The Associated Press is reporting with hysteria that global warming has claimed another island in the Bay of Bengal.
NEW DELHI – For nearly 30 years, India and Bangladesh have argued over control of a tiny rock island in the Bay of Bengal. Now rising sea levels have resolved the dispute for them: the island's gone.
New Moore Island in the Sunderbans has been completely submerged, said oceanographer Sugata Hazra, a professor at Jadavpur University in Calcutta. Its disappearance has been confirmed by satellite imagery and sea patrols, he said.
"What these two countries could not achieve from years of talking, has been resolved by global warming," said Hazra.
Scientists at the School of Oceanographic Studies at the university have noted an alarming increase in the rate at which sea levels have risen over the past decade in the Bay of Bengal.
Until 2000, the sea levels rose about 3 millimeters (0.12 inches) a year, but over the last decade they have been rising about 5 millimeters (0.2 inches) annually, he said.
Another nearby island, Lohachara, was submerged in 1996, forcing its inhabitants to move to the mainland, while almost half the land of Ghoramara island was underwater, he said. At least 10 other islands in the area were at risk as well, Hazra said.
"We will have ever larger numbers of people displaced from the Sunderbans as more island areas come under water," he said.
Bangladesh, a low-lying delta nation of 150 million people, is one of the countries worst-affected by global warming. Officials estimate 18 percent of Bangladesh's coastal area will be underwater and 20 million people will be displaced if sea levels rise 1 meter (3.3 feet) by 2050 as projected by some climate models.
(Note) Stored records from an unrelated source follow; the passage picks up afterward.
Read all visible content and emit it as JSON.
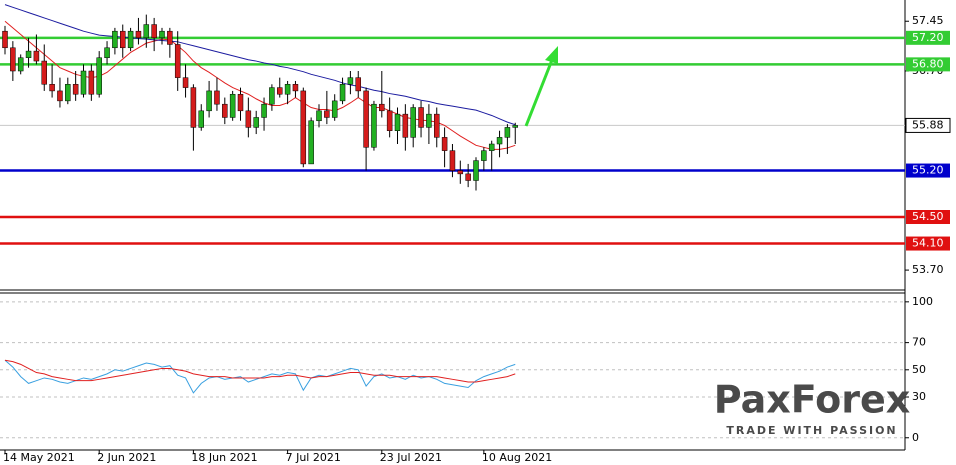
{
  "chart_data": [
    {
      "type": "candlestick",
      "categories": [
        "14 May 2021",
        null,
        null,
        null,
        null,
        null,
        null,
        null,
        null,
        null,
        null,
        null,
        "2 Jun 2021",
        null,
        null,
        null,
        null,
        null,
        null,
        null,
        null,
        null,
        null,
        null,
        "18 Jun 2021",
        null,
        null,
        null,
        null,
        null,
        null,
        null,
        null,
        null,
        null,
        null,
        "7 Jul 2021",
        null,
        null,
        null,
        null,
        null,
        null,
        null,
        null,
        null,
        null,
        null,
        "23 Jul 2021",
        null,
        null,
        null,
        null,
        null,
        null,
        null,
        null,
        null,
        null,
        null,
        null,
        "10 Aug 2021",
        null,
        null,
        null,
        null
      ],
      "open": [
        57.3,
        57.05,
        56.7,
        56.9,
        57.0,
        56.85,
        56.5,
        56.4,
        56.25,
        56.5,
        56.35,
        56.7,
        56.35,
        56.9,
        57.05,
        57.3,
        57.05,
        57.3,
        57.2,
        57.4,
        57.2,
        57.3,
        57.1,
        56.6,
        56.45,
        55.85,
        56.1,
        56.4,
        56.2,
        56.0,
        56.35,
        56.1,
        55.85,
        56.0,
        56.2,
        56.45,
        56.35,
        56.5,
        56.4,
        55.3,
        55.95,
        56.1,
        56.0,
        56.25,
        56.5,
        56.6,
        56.4,
        55.55,
        56.2,
        56.1,
        55.8,
        56.05,
        55.7,
        56.15,
        55.85,
        56.05,
        55.7,
        55.5,
        55.2,
        55.15,
        55.05,
        55.35,
        55.5,
        55.6,
        55.7,
        55.85
      ],
      "high": [
        57.38,
        57.15,
        56.95,
        57.2,
        57.25,
        57.1,
        56.8,
        56.6,
        56.6,
        56.7,
        56.8,
        56.8,
        57.0,
        57.15,
        57.35,
        57.4,
        57.35,
        57.5,
        57.55,
        57.5,
        57.35,
        57.35,
        57.3,
        56.8,
        56.5,
        56.2,
        56.55,
        56.6,
        56.3,
        56.4,
        56.45,
        56.3,
        56.1,
        56.3,
        56.5,
        56.6,
        56.55,
        56.55,
        56.45,
        56.0,
        56.2,
        56.4,
        56.35,
        56.6,
        56.7,
        56.7,
        56.45,
        56.25,
        56.7,
        56.3,
        56.15,
        56.2,
        56.2,
        56.25,
        56.2,
        56.15,
        55.85,
        55.6,
        55.35,
        55.3,
        55.4,
        55.55,
        55.65,
        55.8,
        55.9,
        55.92
      ],
      "low": [
        56.95,
        56.55,
        56.65,
        56.75,
        56.8,
        56.4,
        56.3,
        56.15,
        56.2,
        56.25,
        56.3,
        56.25,
        56.3,
        56.8,
        56.95,
        56.9,
        57.0,
        57.1,
        57.05,
        57.0,
        57.1,
        56.9,
        56.4,
        56.3,
        55.5,
        55.8,
        56.0,
        56.1,
        55.9,
        55.95,
        55.95,
        55.7,
        55.75,
        55.8,
        56.1,
        56.3,
        56.2,
        56.3,
        55.25,
        55.3,
        55.85,
        55.9,
        55.95,
        56.2,
        56.35,
        56.3,
        55.2,
        55.5,
        56.0,
        55.7,
        55.6,
        55.5,
        55.55,
        55.7,
        55.6,
        55.55,
        55.25,
        55.1,
        55.0,
        54.95,
        54.9,
        55.2,
        55.2,
        55.4,
        55.45,
        55.6
      ],
      "close": [
        57.05,
        56.7,
        56.9,
        57.0,
        56.85,
        56.5,
        56.4,
        56.25,
        56.5,
        56.35,
        56.7,
        56.35,
        56.9,
        57.05,
        57.3,
        57.05,
        57.3,
        57.2,
        57.4,
        57.2,
        57.3,
        57.1,
        56.6,
        56.45,
        55.85,
        56.1,
        56.4,
        56.2,
        56.0,
        56.35,
        56.1,
        55.85,
        56.0,
        56.2,
        56.45,
        56.35,
        56.5,
        56.4,
        55.3,
        55.95,
        56.1,
        56.0,
        56.25,
        56.5,
        56.6,
        56.4,
        55.55,
        56.2,
        56.1,
        55.8,
        56.05,
        55.7,
        56.15,
        55.85,
        56.05,
        55.7,
        55.5,
        55.2,
        55.15,
        55.05,
        55.35,
        55.5,
        55.6,
        55.7,
        55.85,
        55.88
      ],
      "up_color": "#22b022",
      "down_color": "#d41c1c",
      "moving_averages": [
        {
          "color": "#e02020",
          "values": [
            57.45,
            57.35,
            57.25,
            57.15,
            57.05,
            56.95,
            56.85,
            56.75,
            56.7,
            56.65,
            56.62,
            56.6,
            56.62,
            56.68,
            56.78,
            56.88,
            56.98,
            57.05,
            57.12,
            57.15,
            57.18,
            57.17,
            57.08,
            56.98,
            56.85,
            56.75,
            56.68,
            56.6,
            56.52,
            56.45,
            56.4,
            56.35,
            56.28,
            56.22,
            56.18,
            56.18,
            56.22,
            56.3,
            56.22,
            56.15,
            56.12,
            56.12,
            56.1,
            56.15,
            56.22,
            56.3,
            56.22,
            56.15,
            56.15,
            56.1,
            56.05,
            56.0,
            55.98,
            55.96,
            55.95,
            55.93,
            55.88,
            55.8,
            55.72,
            55.65,
            55.58,
            55.55,
            55.52,
            55.52,
            55.54,
            55.58
          ]
        },
        {
          "color": "#1c1ca0",
          "values": [
            57.7,
            57.66,
            57.62,
            57.58,
            57.54,
            57.5,
            57.46,
            57.42,
            57.38,
            57.34,
            57.3,
            57.27,
            57.24,
            57.23,
            57.22,
            57.21,
            57.2,
            57.19,
            57.18,
            57.17,
            57.16,
            57.15,
            57.14,
            57.11,
            57.08,
            57.05,
            57.02,
            56.99,
            56.96,
            56.93,
            56.9,
            56.87,
            56.85,
            56.82,
            56.8,
            56.77,
            56.75,
            56.72,
            56.69,
            56.65,
            56.62,
            56.59,
            56.56,
            56.52,
            56.49,
            56.47,
            56.44,
            56.41,
            56.39,
            56.36,
            56.34,
            56.32,
            56.29,
            56.26,
            56.24,
            56.21,
            56.19,
            56.17,
            56.15,
            56.13,
            56.11,
            56.07,
            56.03,
            55.98,
            55.93,
            55.89
          ]
        }
      ],
      "ylim": [
        53.4,
        57.77
      ],
      "yticks": [
        57.45,
        {
          "value": 56.7,
          "label": "56.70"
        },
        {
          "value": 53.7,
          "label": "53.70"
        }
      ],
      "levels": [
        {
          "value": 57.2,
          "label": "57.20",
          "color": "#33cc33"
        },
        {
          "value": 56.8,
          "label": "56.80",
          "color": "#33cc33"
        },
        {
          "value": 55.2,
          "label": "55.20",
          "color": "#0000cc"
        },
        {
          "value": 54.5,
          "label": "54.50",
          "color": "#e01010"
        },
        {
          "value": 54.1,
          "label": "54.10",
          "color": "#e01010"
        }
      ],
      "current_price": 55.88
    },
    {
      "type": "line",
      "series": [
        {
          "color": "#3aa0e0",
          "values": [
            57,
            52,
            45,
            40,
            42,
            44,
            43,
            41,
            40,
            42,
            44,
            43,
            45,
            47,
            50,
            49,
            51,
            53,
            55,
            54,
            52,
            53,
            46,
            44,
            33,
            40,
            44,
            45,
            43,
            44,
            45,
            41,
            43,
            45,
            47,
            46,
            48,
            47,
            35,
            44,
            46,
            45,
            47,
            49,
            51,
            50,
            38,
            45,
            47,
            44,
            45,
            43,
            46,
            44,
            45,
            43,
            40,
            39,
            38,
            37,
            42,
            45,
            47,
            49,
            52,
            54
          ]
        },
        {
          "color": "#e02020",
          "values": [
            57,
            56,
            54,
            51,
            48,
            47,
            45,
            44,
            43,
            42,
            42,
            42,
            43,
            44,
            45,
            46,
            47,
            48,
            49,
            50,
            51,
            51,
            50,
            49,
            47,
            46,
            45,
            45,
            45,
            44,
            44,
            44,
            44,
            44,
            45,
            45,
            46,
            46,
            45,
            44,
            45,
            45,
            46,
            47,
            48,
            48,
            47,
            46,
            46,
            46,
            45,
            45,
            45,
            45,
            45,
            45,
            44,
            43,
            42,
            41,
            41,
            42,
            43,
            44,
            45,
            47
          ]
        }
      ],
      "ylim": [
        -9,
        106.5
      ],
      "yticks": [
        100,
        70,
        50,
        30,
        0
      ],
      "grid": true
    }
  ],
  "logo": {
    "name": "PaxForex",
    "tagline": "TRADE WITH PASSION"
  }
}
This is completely bogus. First of all, they state up front that "Until 2000, the sea levels rose about 3 millimeters (0.12 inches) a year," and then claim that "over the last decade they have been rising about 5 millimeters (0.2 inches) annually." So, since the year 2000, the ocean has risen a whopping TWO inches, and submerged New Moore Island. Additionally, previous islands were sunk by sea-rise rates of one inch per eight years. Really? Is that why they disappeared?
Call me skeptical, but I seriously doubt that the aforementioned islands were submerged by "global warming" causing the sea to rise, especially at such minuscule rate of rise.
There is much more to be said about these sinking islands. For one, they are located in the ever-changing Ganges River delta, a massive system of streams and mangrove swamps. Annual flooding during monsoon season and from cyclones causing much erosion.
There are many more geological factors that go into why the islands are sinking... and resurfacing, as pointed out in this post by He has another great post here, talking about the hoax of global warming and sinking islands.
Global warming (I thought it was climate change...) sinks islands? I think not...
Great article, Jamison. There really isn't much they can say in response to the evidence you have pointed out.